BMC管理单板的对外提供的管理接口功能定义和描述如表5所示。
表5
BMC管理单板通过4C+连接器对内提供单板管理所需的管理接口,包括带外管理总线接口,若该管理总线为I2C总线,那么带外管理总线接口即为I2C接口。
BMC管理单板还可以提供其他管理接口,本申请实施例并不限定该其他管理接口的类型。其他管理接口包括下列的部分或全部:联合测试工作组(joint test action group,JTAG)接口、SPI接口、网络控制边带接口(network controller sideband interface,NCSI)、平台环境式控制接口(platform environment control interface,PECI)调试串口、UID按钮指示灯、管理网口、VGA接口。
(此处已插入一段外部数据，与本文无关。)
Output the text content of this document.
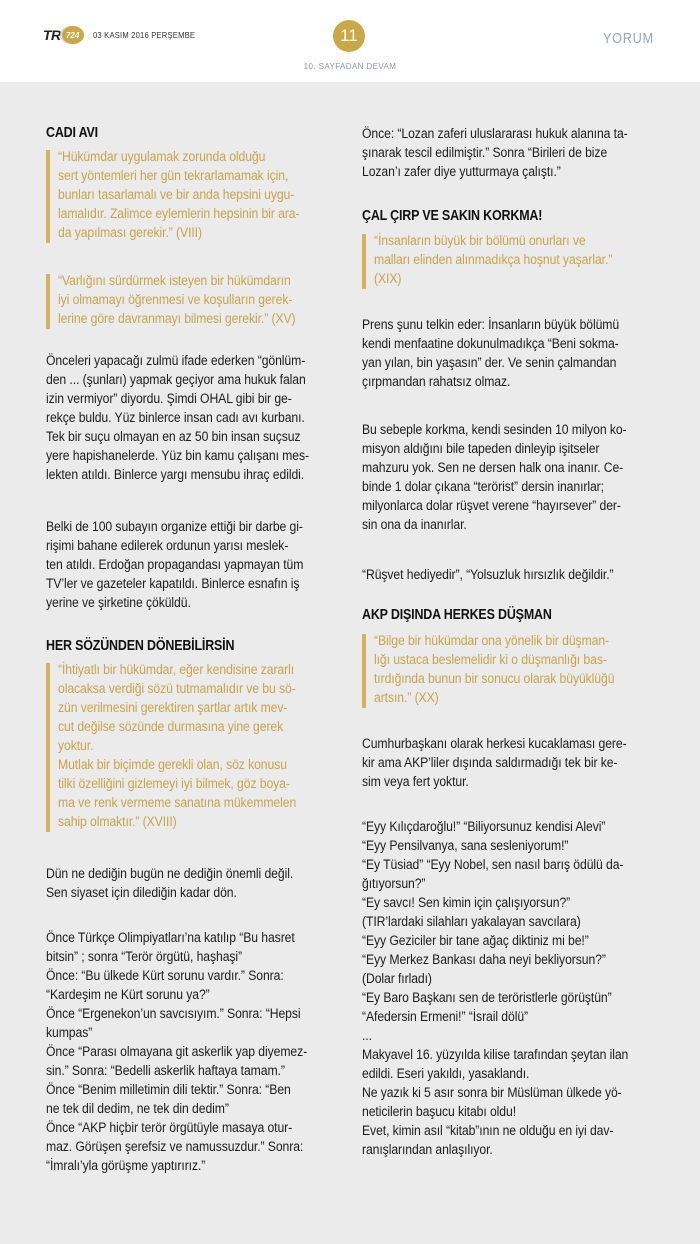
TR 724	03 KASIM 2016 PERŞEMBE	11
10. SAYFADAN DEVAM
YORUM
CADI AVI
“Hükümdar uygulamak zorunda olduğu
sert yöntemleri her gün tekrarlamamak için,
bunları tasarlamalı ve bir anda hepsini uygu-
lamalıdır. Zalimce eylemlerin hepsinin bir ara-
da yapılması gerekir.” (VIII)
“Varlığını sürdürmek isteyen bir hükümdarın
iyi olmamayı öğrenmesi ve koşulların gerek-
lerine göre davranmayı bilmesi gerekir.” (XV)
Önceleri yapacağı zulmü ifade ederken “gönlüm-
den ... (şunları) yapmak geçiyor ama hukuk falan
izin vermiyor” diyordu. Şimdi OHAL gibi bir ge-
rekçe buldu. Yüz binlerce insan cadı avı kurbanı.
Tek bir suçu olmayan en az 50 bin insan suçsuz
yere hapishanelerde. Yüz bin kamu çalışanı mes-
lekten atıldı. Binlerce yargı mensubu ihraç edildi.
Belki de 100 subayın organize ettiği bir darbe gi-
rişimi bahane edilerek ordunun yarısı meslek-
ten atıldı. Erdoğan propagandası yapmayan tüm
TV’ler ve gazeteler kapatıldı. Binlerce esnafın iş
yerine ve şirketine çöküldü.
HER SÖZÜNDEN DÖNEBİLİRSİN
“İhtiyatlı bir hükümdar, eğer kendisine zararlı
olacaksa verdiği sözü tutmamalıdır ve bu sö-
zün verilmesini gerektiren şartlar artık mev-
cut değilse sözünde durmasına yine gerek
yoktur.
Mutlak bir biçimde gerekli olan, söz konusu
tilki özelliğini gizlemeyi iyi bilmek, göz boya-
ma ve renk vermeme sanatına mükemmelen
sahip olmaktır.” (XVIII)
Dün ne dediğin bugün ne dediğin önemli değil.
Sen siyaset için dilediğin kadar dön.
Önce Türkçe Olimpiyatları’na katılıp “Bu hasret
bitsin” ; sonra “Terör örgütü, haşhaşi”
Önce: “Bu ülkede Kürt sorunu vardır.” Sonra:
“Kardeşim ne Kürt sorunu ya?”
Önce “Ergenekon’un savcısıyım.” Sonra: “Hepsi
kumpas”
Önce “Parası olmayana git askerlik yap diyemez-
sin.” Sonra: “Bedelli askerlik haftaya tamam.”
Önce “Benim milletimin dili tektir.” Sonra: “Ben
ne tek dil dedim, ne tek din dedim”
Önce “AKP hiçbir terör örgütüyle masaya otur-
maz. Görüşen şerefsiz ve namussuzdur.” Sonra:
“İmralı’yla görüşme yaptırırız.”
Önce: “Lozan zaferi uluslararası hukuk alanına ta-
şınarak tescil edilmiştir.” Sonra “Birileri de bize
Lozan’ı zafer diye yutturmaya çalıştı.”
ÇAL ÇIRP VE SAKIN KORKMA!
“İnsanların büyük bir bölümü onurları ve
malları elinden alınmadıkça hoşnut yaşarlar.”
(XIX)
Prens şunu telkin eder: İnsanların büyük bölümü
kendi menfaatine dokunulmadıkça “Beni sokma-
yan yılan, bin yaşasın” der. Ve senin çalmandan
çırpmandan rahatsız olmaz.
Bu sebeple korkma, kendi sesinden 10 milyon ko-
misyon aldığını bile tapeden dinleyip işitseler
mahzuru yok. Sen ne dersen halk ona inanır. Ce-
binde 1 dolar çıkana “terörist” dersin inanırlar;
milyonlarca dolar rüşvet verene “hayırsever” der-
sin ona da inanırlar.
“Rüşvet hediyedir”, “Yolsuzluk hırsızlık değildir.”
AKP DIŞINDA HERKES DÜŞMAN
“Bilge bir hükümdar ona yönelik bir düşman-
lığı ustaca beslemelidir ki o düşmanlığı bas-
tırdığında bunun bir sonucu olarak büyüklüğü
artsın.” (XX)
Cumhurbaşkanı olarak herkesi kucaklaması gere-
kir ama AKP’liler dışında saldırmadığı tek bir ke-
sim veya fert yoktur.
“Eyy Kılıçdaroğlu!” “Biliyorsunuz kendisi Alevi”
“Eyy Pensilvanya, sana sesleniyorum!”
“Ey Tüsiad” “Eyy Nobel, sen nasıl barış ödülü da-
ğıtıyorsun?”
“Ey savcı! Sen kimin için çalışıyorsun?”
(TIR’lardaki silahları yakalayan savcılara)
“Eyy Geziciler bir tane ağaç diktiniz mi be!”
“Eyy Merkez Bankası daha neyi bekliyorsun?”
(Dolar fırladı)
“Ey Baro Başkanı sen de teröristlerle görüştün”
“Afedersin Ermeni!” “İsrail dölü”
...
Makyavel 16. yüzyılda kilise tarafından şeytan ilan
edildi. Eseri yakıldı, yasaklandı.
Ne yazık ki 5 asır sonra bir Müslüman ülkede yö-
neticilerin başucu kitabı oldu!
Evet, kimin asıl “kitab”ının ne olduğu en iyi dav-
ranışlarından anlaşılıyor.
其他管理接口的类型仅是举例,本申请实施例并不限定其他管理接口的数量以及类型。
BMC管理单板还提供带内管理所需的低针脚数量架构(Low pin count,LPC)接口、USB接口、PECI接口。BMC管理单板上还部署有基板管理控制自身工作所需的电源、时钟电路、杂散信号电路等。BMC管理单板对内提供的管理接口针脚定义如下表6所示:
表6





其中,Power/GND指示电源信号或接地信号,USB3是指支持USB3.0.input指示信号输入,output指示信号输出。VGA是指VGA信号,上述表中VGA信号包括三路信号,分别为红、绿、蓝三路信号。HCSL是指高速电流控制逻辑电平(high-speed current steering logic)。关于信号定义仅是示例性的内容,在实际使用中,也可以根据实际需要设置不同的信号定义。下面以三种不同类型的服务器单板100所属的单板管理系统的结构为例,对本申请实施例提供的单板管理系统进行说明。
第一种、服务器单板100为基础板(Basic Computer Unit,BCU)。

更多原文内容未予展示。